Public is split 50-50 on Asian Games bid

PUBLISHED : Tuesday, 07 December, 2010, 12:00am
UPDATED : Tuesday, 07 December, 2010, 12:00am

Public opinion is now split 50-50 on whether Hong Kong should bid to host the Asian Games in 2023.

The Home Affairs Bureau said yesterday opposition has eased to a point where objectors and supporters are almost neck-and-neck.

Commenting on the 10-week consultation exercise that ended last Wednesday, the bureau said people have been 'more receptive' to the arguments for staging the event. But two major pro-government parties, the Democratic Alliance for the Betterment and Progress of Hong Kong and the Liberal Party, are not convinced.

The government's latest poll shows there are 3 per cent more opponents than supporters.

But the Home Affairs Bureau says that when support from written submissions and online channels is taken into account, there is a 50-50 split. 'Public sentiment towards hosting the Games has become more positive following the success of the Guangzhou Asian Games,' a report to be tabled at Friday's Legco home affairs panel states.

In a last-ditch attempt to win Legco support for an eventual funding request to host the Games, the government cut the budget from HK$14.5 billion to HK$6 billion as the consultation period was closing.

The bureau acknowledged the weight of objections during the first few weeks of the consultation exercise, which was due to the high cost of the Games and lack of a clear long-term policy to promote sport.

But it said those concerns had been eased by 'a detailed explanation of the potential cost of hosting the Games and of our policy framework for sports development'.

It said it had shown 'there was no conflict between allocating resources for sports development and for other policy programmes such as health care and education'.

In two polls on the subject, the support rate in the second poll climbed 3.9 per cent to 48.2 per cent, while opposition fell 3.6 per cent to 47 per cent.

Overall, those in favour of bidding for the Games stood at 46.3 per cent, with 48.9 per cent against.

But the gap was negligible when a margin for sampling error of 2.28 per cent was factored in. Opposition to a bid from the Liberal Party remained firm despite Undersecretary for Home Affairs Florence Hui Hui-fai's lobbying.

Chairwoman Miriam Lau Kin-yee said the party's stance was not changed by two hours of exchanges.
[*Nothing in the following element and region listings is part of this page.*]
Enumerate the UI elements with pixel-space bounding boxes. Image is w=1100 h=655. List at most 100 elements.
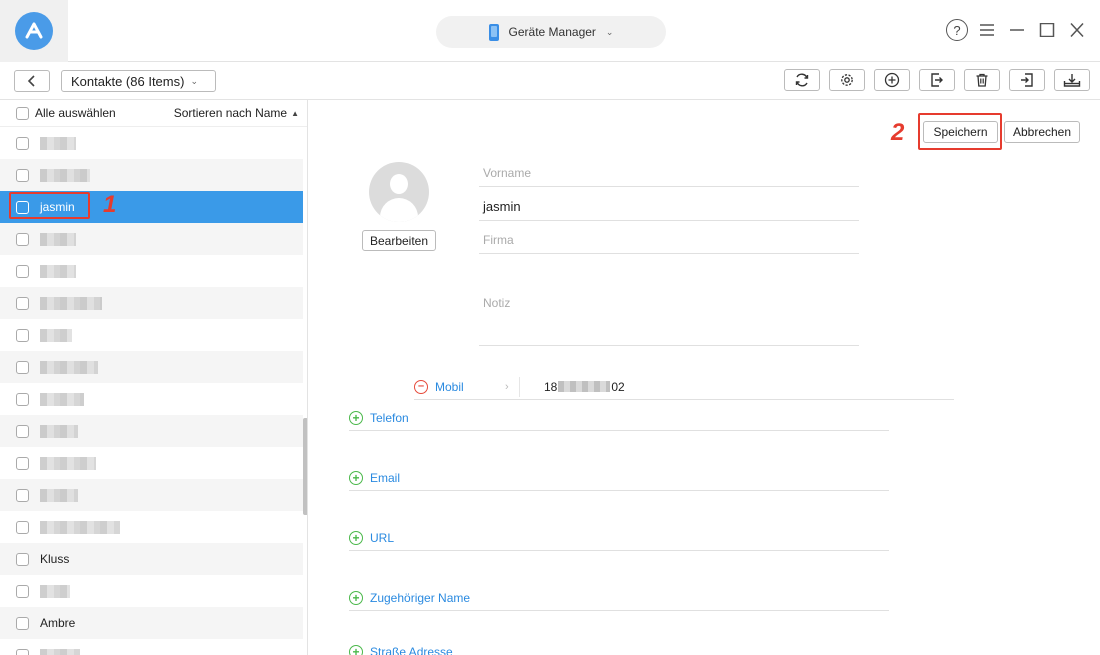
- row-checkbox[interactable]: [16, 616, 29, 630]
- add-field-row[interactable]: + URL: [349, 525, 889, 551]
- row-checkbox[interactable]: [16, 520, 29, 534]
- row-checkbox[interactable]: [16, 328, 29, 342]
- chevron-right-icon[interactable]: ›: [505, 381, 519, 393]
- category-select[interactable]: Kontakte (86 Items) ⌄: [61, 70, 216, 92]
- list-item[interactable]: [0, 383, 303, 415]
- redacted-contact-name: [40, 488, 78, 502]
- settings-button[interactable]: [829, 69, 865, 91]
- row-checkbox[interactable]: [16, 424, 29, 438]
- list-item[interactable]: Kluss: [0, 543, 303, 575]
- add-field-row[interactable]: + Email: [349, 465, 889, 491]
- avatar: [369, 162, 429, 222]
- add-field-icon[interactable]: +: [349, 590, 363, 605]
- chevron-left-icon: [27, 75, 35, 87]
- row-checkbox[interactable]: [16, 456, 29, 470]
- list-item[interactable]: [0, 127, 303, 159]
- select-all-label[interactable]: Alle auswählen: [35, 106, 174, 120]
- step-2-marker: 2: [891, 119, 905, 146]
- remove-field-icon[interactable]: –: [414, 379, 428, 394]
- minimize-button[interactable]: [1006, 18, 1028, 42]
- redacted-contact-name: [40, 456, 96, 470]
- redacted-contact-name: [40, 520, 120, 534]
- row-checkbox[interactable]: [16, 552, 29, 566]
- mobile-number-field[interactable]: 18 02: [544, 380, 625, 394]
- list-item[interactable]: [0, 575, 303, 607]
- redacted-contact-name: [40, 424, 78, 438]
- device-selector[interactable]: Geräte Manager ⌄: [436, 16, 666, 48]
- select-all-checkbox[interactable]: [16, 106, 29, 120]
- redacted-contact-name: [40, 328, 72, 342]
- add-field-icon[interactable]: +: [349, 410, 363, 425]
- add-field-icon[interactable]: +: [349, 470, 363, 485]
- menu-icon: [980, 24, 994, 36]
- list-item[interactable]: Ambre: [0, 607, 303, 639]
- export-icon: [931, 73, 943, 87]
- sort-button[interactable]: Sortieren nach Name ▲: [174, 106, 299, 120]
- list-scrollbar[interactable]: [303, 418, 307, 515]
- close-icon: [1070, 23, 1084, 37]
- contact-list-pane: Alle auswählen Sortieren nach Name ▲ jas…: [0, 100, 308, 655]
- list-item[interactable]: [0, 351, 303, 383]
- list-item[interactable]: [0, 639, 303, 655]
- save-button[interactable]: Speichern: [923, 121, 998, 143]
- anytrans-logo-icon: [15, 12, 53, 50]
- list-item[interactable]: [0, 319, 303, 351]
- row-checkbox[interactable]: [16, 136, 29, 150]
- export-to-computer-button[interactable]: [919, 69, 955, 91]
- maximize-button[interactable]: [1036, 18, 1058, 42]
- cancel-button[interactable]: Abbrechen: [1004, 121, 1080, 143]
- redacted-contact-name: [40, 264, 76, 278]
- row-checkbox[interactable]: [16, 360, 29, 374]
- close-button[interactable]: [1066, 18, 1088, 42]
- company-field[interactable]: Firma: [479, 222, 859, 254]
- gear-icon: [841, 74, 853, 86]
- add-button[interactable]: [874, 69, 910, 91]
- row-checkbox[interactable]: [16, 488, 29, 502]
- row-checkbox[interactable]: [16, 168, 29, 182]
- sort-asc-icon: ▲: [291, 108, 299, 118]
- list-item[interactable]: [0, 255, 303, 287]
- redacted-contact-name: [40, 232, 76, 246]
- list-item[interactable]: [0, 287, 303, 319]
- add-field-label: Straße Adresse: [370, 644, 453, 655]
- row-checkbox[interactable]: [16, 264, 29, 278]
- first-name-field[interactable]: Vorname: [479, 155, 859, 187]
- mobile-phone-row: – Mobil › 18 02: [414, 374, 954, 400]
- import-button[interactable]: [1009, 69, 1045, 91]
- download-tray-icon: [1063, 74, 1081, 87]
- delete-button[interactable]: [964, 69, 1000, 91]
- row-checkbox[interactable]: [16, 584, 29, 598]
- import-icon: [1021, 73, 1033, 87]
- row-checkbox[interactable]: [16, 296, 29, 310]
- menu-button[interactable]: [976, 18, 998, 42]
- add-field-icon[interactable]: +: [349, 644, 363, 655]
- edit-photo-button[interactable]: Bearbeiten: [362, 230, 436, 251]
- transfer-to-device-button[interactable]: [1054, 69, 1090, 91]
- list-item[interactable]: [0, 415, 303, 447]
- toolbar-actions: [784, 69, 1090, 91]
- refresh-button[interactable]: [784, 69, 820, 91]
- plus-circle-icon: [884, 72, 900, 88]
- row-checkbox[interactable]: [16, 232, 29, 246]
- note-field[interactable]: Notiz: [479, 290, 859, 346]
- add-field-label: Telefon: [370, 410, 409, 425]
- add-field-icon[interactable]: +: [349, 530, 363, 545]
- redacted-contact-name: [40, 296, 102, 310]
- help-button[interactable]: ?: [946, 18, 968, 42]
- list-item[interactable]: [0, 479, 303, 511]
- add-field-row[interactable]: + Telefon: [349, 405, 889, 431]
- row-checkbox[interactable]: [16, 392, 29, 406]
- list-item[interactable]: [0, 223, 303, 255]
- add-field-row[interactable]: + Zugehöriger Name: [349, 585, 889, 611]
- list-item[interactable]: [0, 511, 303, 543]
- maximize-icon: [1039, 23, 1055, 37]
- redacted-contact-name: [40, 360, 98, 374]
- list-item[interactable]: [0, 159, 303, 191]
- row-checkbox[interactable]: [16, 648, 29, 655]
- mobile-label[interactable]: Mobil: [435, 380, 505, 394]
- list-item[interactable]: [0, 447, 303, 479]
- add-field-row[interactable]: + Straße Adresse: [349, 639, 889, 655]
- last-name-field[interactable]: jasmin: [479, 189, 859, 221]
- back-button[interactable]: [14, 70, 50, 92]
- phone-icon: [488, 23, 499, 41]
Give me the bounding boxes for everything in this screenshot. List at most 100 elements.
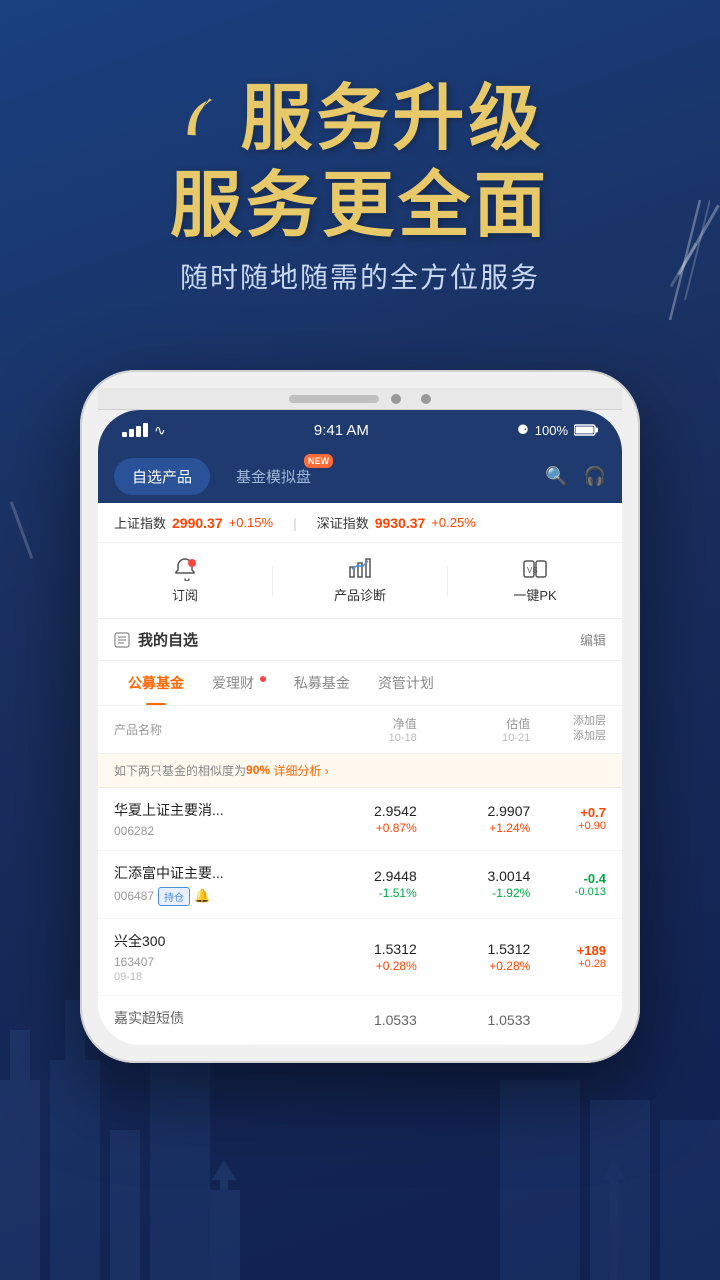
- subtitle-text: 随时随地随需的全方位服务: [0, 256, 720, 296]
- quick-actions: 订阅 产品诊断 VS: [98, 543, 622, 619]
- ticker-shenzhen: 深证指数 9930.37 +0.25%: [317, 513, 476, 532]
- nav-tab-zixi[interactable]: 自选产品: [114, 458, 210, 495]
- fund-action-2: -0.4 -0.013: [530, 871, 606, 898]
- notch-camera: [391, 394, 401, 404]
- fund-est-change-3: +0.28%: [417, 959, 531, 973]
- cat-tab-wealth[interactable]: 爱理财: [198, 661, 280, 705]
- fund-info-2: 汇添富中证主要... 006487 持仓 🔔: [114, 863, 303, 906]
- fund-nav-value-3: 1.5312: [303, 941, 417, 957]
- fund-est-2: 3.0014 -1.92%: [417, 868, 531, 900]
- similarity-alert: 如下两只基金的相似度为 90% 详细分析 ›: [98, 754, 622, 788]
- fund-code-number-3: 163407: [114, 955, 154, 969]
- signal-bars: [122, 423, 148, 437]
- vs-icon: VS: [523, 557, 547, 581]
- header-section: 服务升级 服务更全面 随时随地随需的全方位服务: [0, 80, 720, 296]
- ticker-sh-label: 上证指数: [114, 513, 166, 532]
- th-nav-label: 净值: [303, 715, 417, 732]
- fund-row-3[interactable]: 兴全300 163407 09-18 1.5312 +0.28% 1.5312 …: [98, 919, 622, 996]
- phone-notch: [98, 388, 622, 410]
- quick-action-subscribe[interactable]: 订阅: [98, 557, 272, 604]
- fund-tag-2: 持仓: [158, 887, 190, 906]
- fund-code-3: 163407: [114, 955, 303, 969]
- notch-speaker: [289, 395, 379, 403]
- fund-row-1[interactable]: 华夏上证主要消... 006282 2.9542 +0.87% 2.9907 +…: [98, 788, 622, 851]
- pk-label: 一键PK: [513, 585, 556, 604]
- cat-tab-wealth-label: 爱理财: [212, 675, 254, 691]
- chart-icon: [348, 557, 372, 581]
- similarity-text: 如下两只基金的相似度为: [114, 762, 246, 779]
- fund-est-value-4: 1.0533: [417, 1012, 531, 1028]
- diagnose-label: 产品诊断: [334, 585, 386, 604]
- fund-nav-value-2: 2.9448: [303, 868, 417, 884]
- fund-row-4[interactable]: 嘉实超短债 1.0533 1.0533: [98, 996, 622, 1045]
- fund-nav-value-1: 2.9542: [303, 803, 417, 819]
- fund-nav-2: 2.9448 -1.51%: [303, 868, 417, 900]
- quick-action-diagnose[interactable]: 产品诊断: [273, 557, 447, 604]
- section-title-text: 我的自选: [138, 629, 198, 650]
- ticker-sh-value: 2990.37: [172, 515, 223, 531]
- fund-return-sub-1: +0.90: [530, 820, 606, 832]
- fund-code-2: 006487 持仓 🔔: [114, 887, 303, 906]
- section-edit-btn[interactable]: 编辑: [580, 630, 606, 649]
- cat-tab-private[interactable]: 私募基金: [280, 661, 364, 705]
- fund-name-4: 嘉实超短债: [114, 1008, 303, 1028]
- watchlist-icon: [114, 632, 130, 648]
- signal-bar-3: [136, 426, 141, 437]
- th-name: 产品名称: [114, 721, 303, 738]
- ticker-sz-value: 9930.37: [375, 515, 426, 531]
- fund-est-3: 1.5312 +0.28%: [417, 941, 531, 973]
- ticker-separator: |: [293, 515, 297, 531]
- main-title-line1: 服务升级: [0, 80, 720, 159]
- fund-est-1: 2.9907 +1.24%: [417, 803, 531, 835]
- cat-tab-asset[interactable]: 资管计划: [364, 661, 448, 705]
- ticker-sz-label: 深证指数: [317, 513, 369, 532]
- fund-row-2[interactable]: 汇添富中证主要... 006487 持仓 🔔 2.9448 -1.51% 3.0…: [98, 851, 622, 919]
- market-ticker: 上证指数 2990.37 +0.15% | 深证指数 9930.37 +0.25…: [98, 503, 622, 543]
- fund-action-1: +0.7 +0.90: [530, 805, 606, 832]
- app-nav: 自选产品 基金模拟盘 NEW 🔍 🎧: [98, 450, 622, 503]
- wealth-dot: [260, 676, 266, 682]
- fund-return-sub-2: -0.013: [530, 886, 606, 898]
- status-left: ∿: [122, 422, 166, 439]
- fund-est-change-1: +1.24%: [417, 821, 531, 835]
- bluetooth-icon: ⚈: [517, 422, 529, 438]
- section-header: 我的自选 编辑: [98, 619, 622, 661]
- fund-nav-3: 1.5312 +0.28%: [303, 941, 417, 973]
- quick-action-pk[interactable]: VS 一键PK: [448, 557, 622, 604]
- fund-code-1: 006282: [114, 824, 303, 838]
- fund-return-3: +189: [530, 943, 606, 958]
- fund-nav-value-4: 1.0533: [303, 1012, 417, 1028]
- ticker-sh-change: +0.15%: [229, 515, 273, 530]
- headset-icon[interactable]: 🎧: [584, 466, 606, 487]
- nav-icons: 🔍 🎧: [545, 466, 606, 487]
- cat-tab-public[interactable]: 公募基金: [114, 661, 198, 705]
- status-time: 9:41 AM: [314, 422, 369, 439]
- fund-name-1: 华夏上证主要消...: [114, 800, 303, 820]
- fund-info-3: 兴全300 163407 09-18: [114, 931, 303, 983]
- fund-est-4: 1.0533: [417, 1012, 531, 1028]
- similarity-link[interactable]: 详细分析 ›: [273, 762, 328, 779]
- fund-name-3: 兴全300: [114, 931, 303, 951]
- phone-mockup: ∿ 9:41 AM ⚈ 100% 自选产品: [80, 370, 640, 1063]
- notch-camera2: [421, 394, 431, 404]
- fund-est-value-2: 3.0014: [417, 868, 531, 884]
- fund-code-number-2: 006487: [114, 889, 154, 903]
- th-est: 估值 10-21: [417, 715, 531, 744]
- fund-est-value-3: 1.5312: [417, 941, 531, 957]
- main-title-line2: 服务更全面: [0, 167, 720, 246]
- th-est-label: 估值: [417, 715, 531, 732]
- fund-info-1: 华夏上证主要消... 006282: [114, 800, 303, 838]
- th-add: 添加层 添加层: [530, 714, 606, 745]
- main-title-text2: 服务更全面: [170, 166, 550, 246]
- search-icon[interactable]: 🔍: [545, 466, 567, 487]
- nav-badge-new: NEW: [304, 454, 333, 468]
- status-right: ⚈ 100%: [517, 422, 598, 438]
- table-header: 产品名称 净值 10-18 估值 10-21 添加层 添加层: [98, 706, 622, 754]
- category-tabs: 公募基金 爱理财 私募基金 资管计划: [98, 661, 622, 706]
- fund-bell-2: 🔔: [194, 888, 210, 904]
- fund-action-3: +189 +0.28: [530, 943, 606, 970]
- signal-bar-1: [122, 432, 127, 437]
- fund-return-2: -0.4: [530, 871, 606, 886]
- nav-tab-jijin[interactable]: 基金模拟盘 NEW: [218, 458, 329, 495]
- signal-bar-4: [143, 423, 148, 437]
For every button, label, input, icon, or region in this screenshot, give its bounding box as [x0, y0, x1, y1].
DAB chairman Tam Yiu-chung said the polls reflected the divergence of public opinion.

He said: 'The government should not rush for the 2023 Games. Allowing more time to prepare and forge consensus will do a better job.' Civic Party lawmaker Tanya Chan said the bid should be put aside if public opinion was split equally. 'The government has to be very careful if it goes on with the bid,' she said.

'A large proportion of the population will be mobilised if we are to host the Asian Games.'

But the Federation of Trade Unions eased its opposition and said it would make a final decision after its parliamentary meeting in a few days.